Yesterday, I posted a tweet with an imaginary conversation that is sadly based on many real conversations I have had. The tweet received some interesting replies, and the point about spending limits came up multiple times. So as a thought experiment, let’s think about the pros and cons of a spending limit and if it makes sense.
What is a spending limit?
But first, let’s define what a spending limit is and how it differs from the existing AWS Budget feature.
AWS Budget lets you monitor and manage your AWS costs by setting a custom cost and usage budget. It provides notifications when your defined thresholds are approached or exceeded. It helps you maintain better control over your spending and optimize resource utilization.
The thresholds can be set against both actual accumulated cost as well as projected cost (based on the rate you’re currently spending). And you can set multiple thresholds in your budget. For example, at 20%, 50% and 100% of your budget.
It should be said that every AWS customer should use AWS Budget. It’s not perfect by any stretch, especially since billing data are several hours behind the curve. But it can still help you detect and catch spending abnormalities before they become a bigger surprise, as illustrated by this thread.
What it doesn’t do, however, is stop you from using your AWS resources when you have reached your budget.
That is what a spending limit is. That is, you will no longer be able to use anything in your AWS account until the next payment period or you raise the spending limit.
Many services have spending limits, such as mobile phone plans or prepaid debit cards, or even some subscription-based services such as Midjourney.
So let’s have a look at some pros and cons of having a spending limit and I will share my thoughts at the end.
The cons of spending limit
- Service disruption: Once the spending limit is reached, your system becomes unavailable. It will negatively impact your business operations and user experience.
- Hard to find the right limit: Businesses would likely struggle to accurately determine the appropriate spending limit for their needs. Most businesses already struggle to understand their cloud spending. This would exacerbate the problem by adding potential service disruption to the mix.
- More management overhead: Businesses would need to closely monitor their AWS usage to ensure they do not hit the spending limit. Which could require additional time and resources.
- Limited flexibility: A hard spending limit doesn’t cater for growing businesses or businesses with fluctuating needs. They may need more resources during certain periods, or may experience unexpected surge in traffic because of external events.
- Under-utilization of resources: In an attempt to avoid reaching the spending limit, businesses might underutilize resources and fail to fully leverage the potential of AWS services.
- Potential loss of revenue for AWS: AWS might lose revenue from customers who would have otherwise continued to use their services beyond the limit.
The pros of spending limit
- Tighter budget control: AWS customers would have better control over their budget, as they can define an exact spending limit and avoid unexpected costs.
- More predictable cost: With a hard spending limit in place, AWS customers can accurately predict their monthly AWS expenses and better allocate resources for their businesses.
- Prevent abuse: A fine-grained spending limit can help prevent unauthorized usage or abuse of services. For example, by disabling spending on unused regions and services.
- Fewer billing surprises: Customers would experience fewer surprises in their monthly bills, as their spending would be capped at the limit they set.
- Encourages efficient resource usage: A spending limit might encourage AWS customers to optimize their AWS usage and make more efficient use of resources.

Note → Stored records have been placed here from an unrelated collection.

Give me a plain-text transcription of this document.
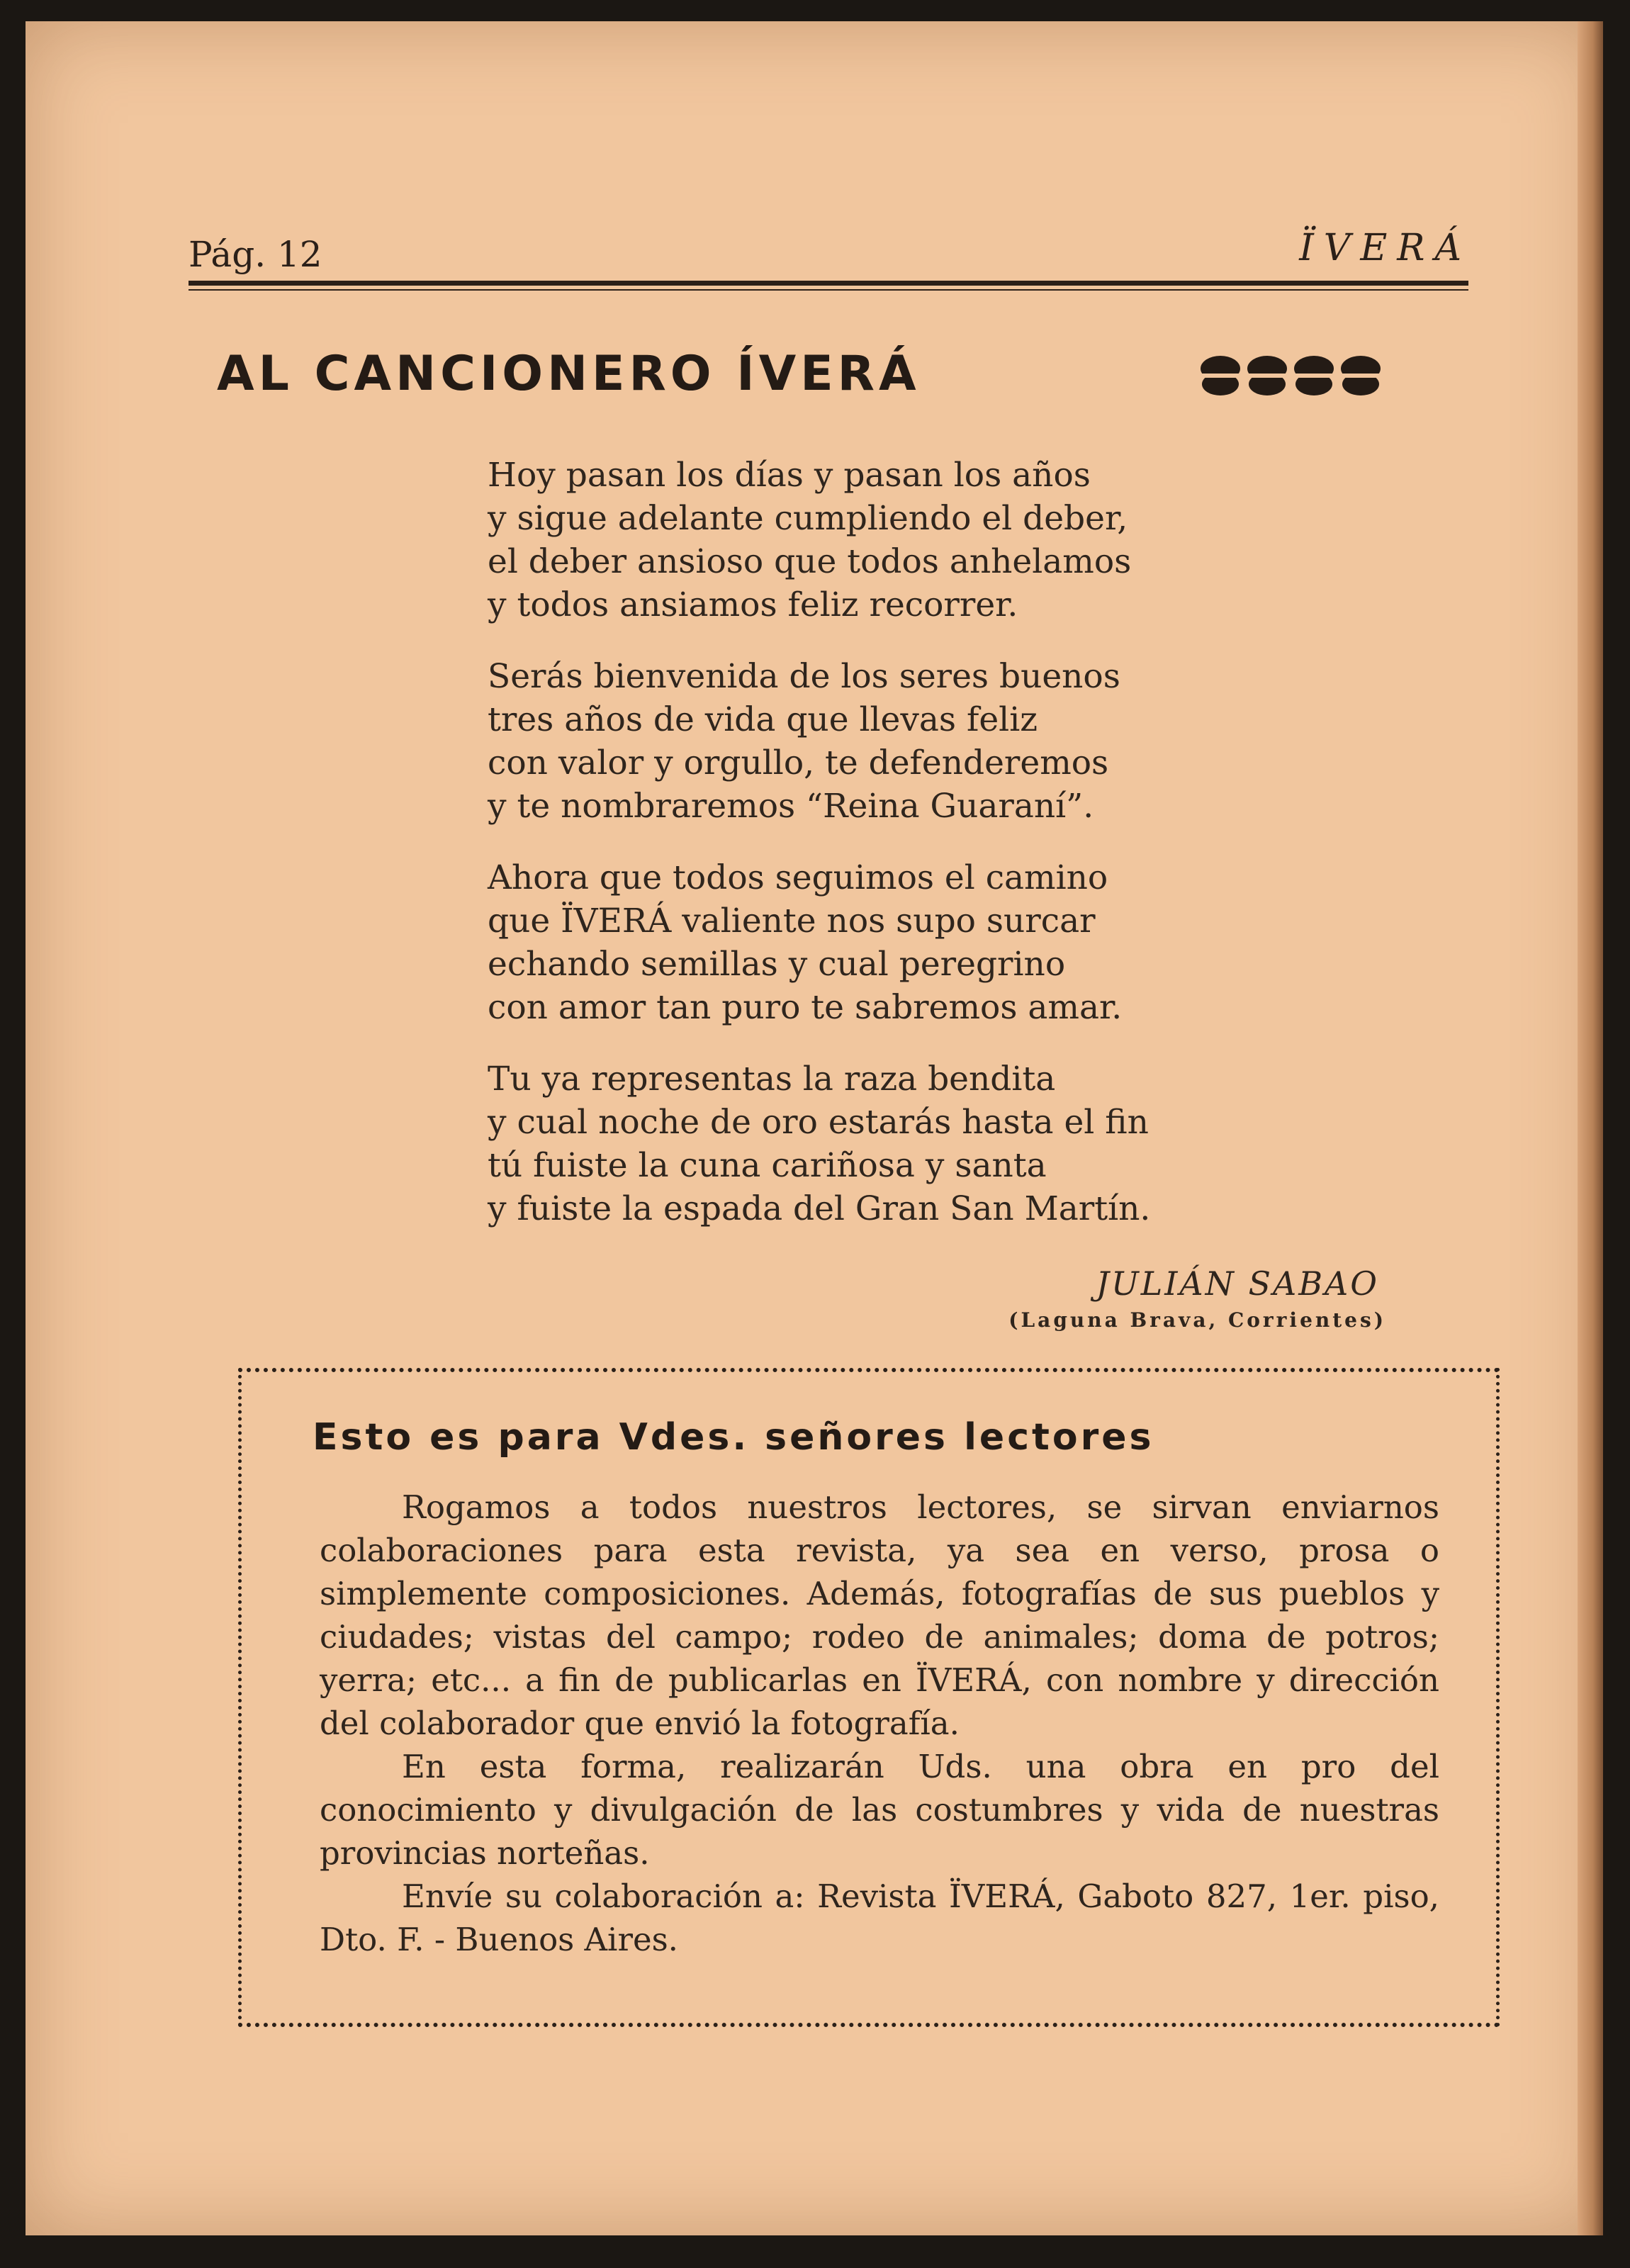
Pág. 12	ÏVERÁ
AL CANCIONERO ÍVERÁ
Hoy pasan los días y pasan los años
y sigue adelante cumpliendo el deber,
el deber ansioso que todos anhelamos
y todos ansiamos feliz recorrer.
Serás bienvenida de los seres buenos
tres años de vida que llevas feliz
con valor y orgullo, te defenderemos
y te nombraremos “Reina Guaraní”.
Ahora que todos seguimos el camino
que ÏVERÁ valiente nos supo surcar
echando semillas y cual peregrino
con amor tan puro te sabremos amar.
Tu ya representas la raza bendita
y cual noche de oro estarás hasta el fin
tú fuiste la cuna cariñosa y santa
y fuiste la espada del Gran San Martín.
JULIÁN SABAO
(Laguna Brava, Corrientes)
Esto es para Vdes. señores lectores

Rogamos a todos nuestros lectores, se sirvan enviarnos colaboraciones para esta revista, ya sea en verso, prosa o simplemente composiciones. Además, fotografías de sus pueblos y ciudades; vistas del campo; rodeo de animales; doma de potros; yerra; etc... a fin de publicarlas en ÏVERÁ, con nombre y dirección del colaborador que envió la fotografía.

En esta forma, realizarán Uds. una obra en pro del conocimiento y divulgación de las costumbres y vida de nuestras provincias norteñas.

Envíe su colaboración a: Revista ÏVERÁ, Gaboto 827, 1er. piso, Dto. F. - Buenos Aires.
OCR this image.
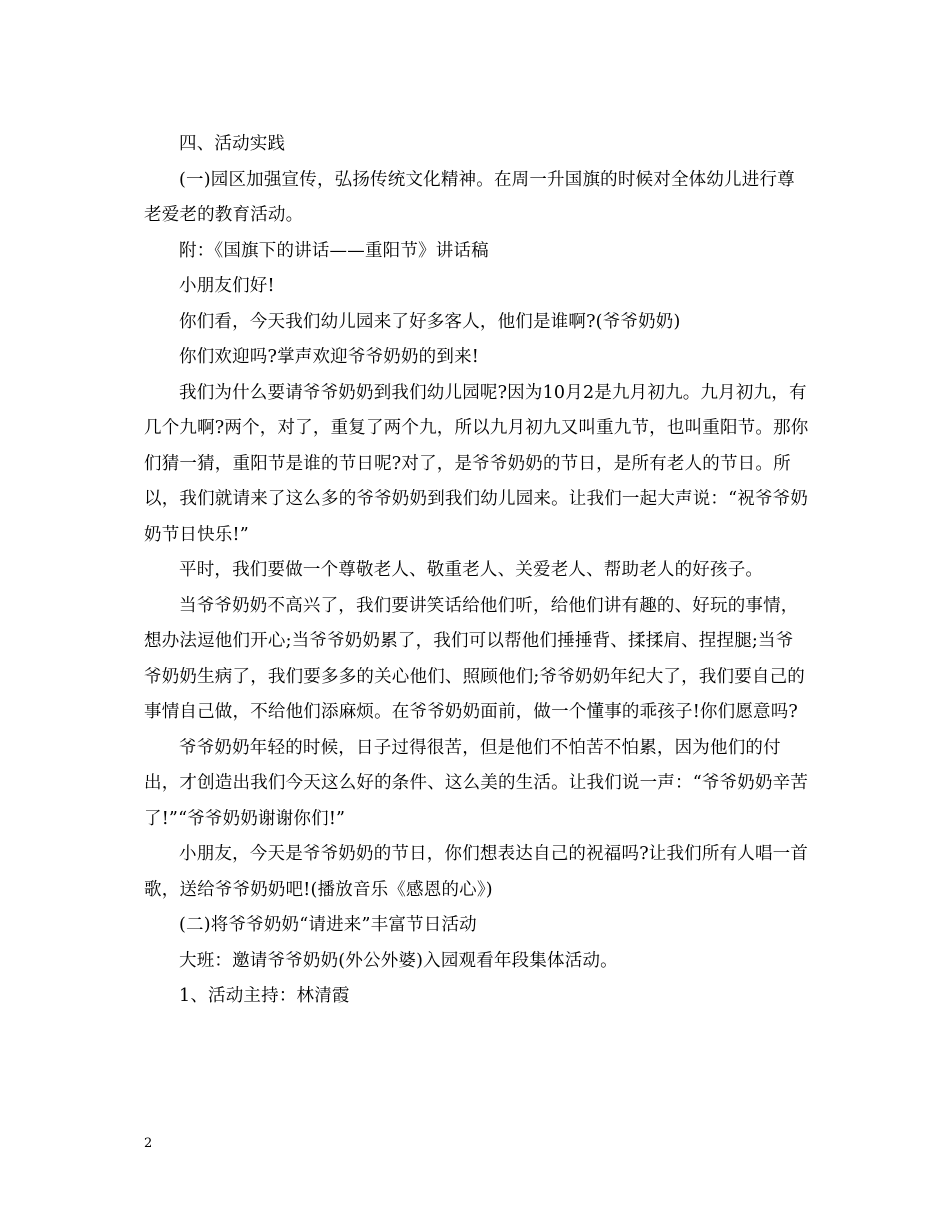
四、活动实践

(一)园区加强宣传，弘扬传统文化精神。在周一升国旗的时候对全体幼儿进行尊老爱老的教育活动。

附：《国旗下的讲话——重阳节》讲话稿

小朋友们好!

你们看，今天我们幼儿园来了好多客人，他们是谁啊?(爷爷奶奶)

你们欢迎吗?掌声欢迎爷爷奶奶的到来!

我们为什么要请爷爷奶奶到我们幼儿园呢?因为10月2是九月初九。九月初九，有几个九啊?两个，对了，重复了两个九，所以九月初九又叫重九节，也叫重阳节。那你们猜一猜，重阳节是谁的节日呢?对了，是爷爷奶奶的节日，是所有老人的节日。所以，我们就请来了这么多的爷爷奶奶到我们幼儿园来。让我们一起大声说：“祝爷爷奶奶节日快乐!”

平时，我们要做一个尊敬老人、敬重老人、关爱老人、帮助老人的好孩子。

当爷爷奶奶不高兴了，我们要讲笑话给他们听，给他们讲有趣的、好玩的事情，想办法逗他们开心;当爷爷奶奶累了，我们可以帮他们捶捶背、揉揉肩、捏捏腿;当爷爷奶奶生病了，我们要多多的关心他们、照顾他们;爷爷奶奶年纪大了，我们要自己的事情自己做，不给他们添麻烦。在爷爷奶奶面前，做一个懂事的乖孩子!你们愿意吗?

爷爷奶奶年轻的时候，日子过得很苦，但是他们不怕苦不怕累，因为他们的付出，才创造出我们今天这么好的条件、这么美的生活。让我们说一声：“爷爷奶奶辛苦了!”“爷爷奶奶谢谢你们!”

小朋友，今天是爷爷奶奶的节日，你们想表达自己的祝福吗?让我们所有人唱一首歌，送给爷爷奶奶吧!(播放音乐《感恩的心》)

(二)将爷爷奶奶“请进来”丰富节日活动

大班：邀请爷爷奶奶(外公外婆)入园观看年段集体活动。

1、活动主持：林清霞

2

I’m against the idea of a global (account or organization-wide) spending limit. The suggestion of a spending limit often comes up in the immediate aftermath of a costly mistake.
However, as a business, the impact of a potential service disruption makes it a non-starter. After suffering revenue loss from a costly mistake, the last thing I’d want would be a service outage to add salt to the wound!
Service disruption means user churn, damaged reputation, loss of market opportunities and wasted productivity.
And the potential loss of revenue to AWS also means we’re unlikely to ever see this kind of global spending limit.
On the other hand, what works for businesses might not work best for hobbyists. For whom, even small unforeseen cost surprises would have an outsized impact.
But more importantly, a small-scale, service-wide spending limit might be very beneficial. For example, by allowing AWS customers to specify a spending limit on specific services such as API Gateway and Lambda.
It can help ease many businesses’ concerns about “potentially unbounded costs”.
For those of you who have worked with serverless technologies, you would know that these fears are usually unfounded. Especially if you have cost control mechanisms in place already, such as using AWS Budget.
Again, everybody should be using AWS Budget regardless if you’re a hobbyist or a multi-billion dollar company.
If businesses are able to put a spending limit on a service they wish to experiment with then it will encourage more experimentation. This creates a virtuous feedback cycle which would benefit both AWS and its customers in the long run.
Even AWS measures the success of their services by adoption, not revenue. And we know that successful experimentations with serverless are the launchpad for wider adoptions of AWS services.
I lose count of the number of times clients have told me how they went all-in on serverless after an initial successful experiment. There are many such examples from my podcast alone.
And if a service-wide spending limit can help alleviate some of these fears and encourage more customers to try things out, then it’s a win-win situation for everyone.
Additionally, the spending limit must be opt-in and might be time-boxed so they are not accidentally left hanging around after the experimentation phase.